19. When a grid cell falls in more than one municipality, it is attached to the municipality where its greatest area falls.

20. Normalized difference (Imbens and Wooldridge 2009) is a scale-free measure of the difference in distributions between samples and has two main advantages. First, in comparison to a standard t-test, the normalized difference is not sensible to the sample size, while the t-tests increase in significance when the sample size is bigger. Second, the result of the normalized difference is directly interpretable in terms of how much average standard deviation is the mean from one sample to the mean of the other sample.

21. To obtain the specific effect in terms of percentage, we calculate the marginal effects for the untransformed variables as exp(β) – 1.

22. Premean = 125.3 ha soy/1,000 ha * 21,850,000 ha in the near Cerrado * 31% = 848,622 ha.

23. Premean = 181 head of cattle/1,000 ha * 9,212,000 ha in municipalities of the near Cerrado * 24.6% = 410,301.
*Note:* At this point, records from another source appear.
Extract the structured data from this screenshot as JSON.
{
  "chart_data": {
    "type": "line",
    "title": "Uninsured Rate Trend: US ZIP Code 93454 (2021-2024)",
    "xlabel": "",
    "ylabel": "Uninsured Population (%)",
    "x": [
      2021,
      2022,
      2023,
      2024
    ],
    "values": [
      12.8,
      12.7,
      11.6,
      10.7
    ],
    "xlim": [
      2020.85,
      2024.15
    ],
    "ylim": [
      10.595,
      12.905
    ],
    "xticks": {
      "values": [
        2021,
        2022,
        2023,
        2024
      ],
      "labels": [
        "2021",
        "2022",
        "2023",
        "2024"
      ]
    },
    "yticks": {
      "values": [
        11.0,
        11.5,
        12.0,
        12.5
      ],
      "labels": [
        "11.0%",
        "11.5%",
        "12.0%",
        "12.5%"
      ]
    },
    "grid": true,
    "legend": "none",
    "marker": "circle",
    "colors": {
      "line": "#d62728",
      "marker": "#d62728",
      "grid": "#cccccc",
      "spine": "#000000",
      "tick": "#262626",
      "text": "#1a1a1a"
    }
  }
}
24. Premean = 7.4 deforestation/1,000 ha of forest cover * 11,348,000 ha of forest cover * 12.7% = 10,707 ha.

25. Appendix Figure E1 presents a robustness check where we plotted the different coefficient on distance bands that are all included in the same regression.

26. These results are robust with the sample of the 10 × 10 km grid cells (Appendix Table F1).

27. These results are robust and statistically more precise with the sample of 10 × 10 km grid cells (Appendix Table F2).